Fui calado durante todo o caminho. A mente fervilhava com as informações recentes.

Como minha vida poderia ter mudado tanto em tão pouco tempo? Tudo o que eu sabia sobre mim e sobre minha família havia desabado. Já não sabia nem ao menos quem eu mesmo era.

A menos de uma quinzena atrás eu era apenas um menino do campo sonhando em vivenciar grandes aventuras pelo mundo, mas que vivia isolado de tudo.

Em poucos dias, porém, tudo isso ruiu como um castelo de areia ao soprar do vento.

Descobri que meu pai era um assassino foragido, que tanto Toren como o Império estavam atrás dele. Em tão pouco tempo eu deixei de ser filho de um camponês, para me tornar filho de um ex-general manipulador do metal, que é o maior espadachim vivo de toda Anur.

Como se não bastasse tudo isso, novas informações lançaram-me no mais profundo abismo da ignorância. "Pai? Então é isso que ele disse, que ele é o seu pai? Eu gostaria de saber como um espadachim aaoriano poderia fazer um filho...", as palavras de Alizah borbulharam afrontosas em minha mente.

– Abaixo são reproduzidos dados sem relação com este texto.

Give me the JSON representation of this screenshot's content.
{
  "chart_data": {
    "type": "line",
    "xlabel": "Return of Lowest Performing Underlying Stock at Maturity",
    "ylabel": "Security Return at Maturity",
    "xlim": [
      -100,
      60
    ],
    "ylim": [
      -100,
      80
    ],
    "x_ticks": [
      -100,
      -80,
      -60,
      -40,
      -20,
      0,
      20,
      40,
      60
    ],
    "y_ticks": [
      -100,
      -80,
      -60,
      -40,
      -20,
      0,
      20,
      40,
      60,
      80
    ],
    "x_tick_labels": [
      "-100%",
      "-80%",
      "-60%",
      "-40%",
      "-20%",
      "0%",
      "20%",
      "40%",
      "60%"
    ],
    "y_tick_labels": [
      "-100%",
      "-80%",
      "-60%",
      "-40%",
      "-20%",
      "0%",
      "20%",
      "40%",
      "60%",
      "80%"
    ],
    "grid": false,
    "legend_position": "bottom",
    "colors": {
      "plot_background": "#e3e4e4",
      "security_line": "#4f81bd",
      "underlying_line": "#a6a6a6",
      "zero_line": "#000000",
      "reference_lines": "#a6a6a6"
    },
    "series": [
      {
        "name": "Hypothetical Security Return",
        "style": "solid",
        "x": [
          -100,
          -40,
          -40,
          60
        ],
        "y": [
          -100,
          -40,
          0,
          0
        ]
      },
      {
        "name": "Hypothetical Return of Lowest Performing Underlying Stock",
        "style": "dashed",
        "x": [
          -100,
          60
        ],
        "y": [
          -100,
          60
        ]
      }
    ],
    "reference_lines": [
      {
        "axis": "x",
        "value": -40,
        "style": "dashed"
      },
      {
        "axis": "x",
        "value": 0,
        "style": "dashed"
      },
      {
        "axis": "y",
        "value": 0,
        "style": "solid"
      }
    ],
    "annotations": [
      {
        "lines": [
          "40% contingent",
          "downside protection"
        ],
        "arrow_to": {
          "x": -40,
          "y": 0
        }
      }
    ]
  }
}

Talvez essa tenha sido a revelação mais dolorosa, da qual eu até mesmo me recusava a pensar. Ele não é o meu pai. Lutava veementemente contra a assimilação desta informação.

Além disso uma série de outras informações desconexas teimavam em me assolar. "Você não morrerá assim! Pelo menos não antes de pagar pelo que fez com o meu mestre... Você não pode ser o descendente do Dragão Vermelho", a voz asquerosa do naelin ecoou em minha cabeça testemunhando a respeito do meu total desconhecimento sobre minha própria identidade. Como assim eu matei o mestre dele? Como assim descendente do Dragão Vermelho?

Uma a uma todas aquelas informações duelavam em minha cabeça assaltando-me a consciência.

O fato é que constatar que meu corpo havia se regenerado sozinho fez com que todas essas indagações viessem à tona.

Eu manipulo o fogo e me regenero sozinho... Quem eu sou? O que eu sou?

Eu preciso saber a verdade ou vou acabar enlouquecendo! Mas como saberei? Como perguntarei isso para o meu p... para o Mainz? Se pelo menos minha mãe estivesse...

— Você está bem? — perguntou Leo pousando a mão sobre meu ombro arrancando-me do meu devaneio.

— Eu não sei — respondi. A voz saiu fraca, quase um gemido.

Sua expressão era solidária, compassiva. Parecia que ele estava angustiado ao contemplar a minha aflição. De alguma forma eu tinha certeza que ele também escondia coisas de mim e, talvez isso o afligia naquele momento. Mas estava nítido que ele não podia dizer nada a respeito. Mesmo assim, não me custava nada tentar.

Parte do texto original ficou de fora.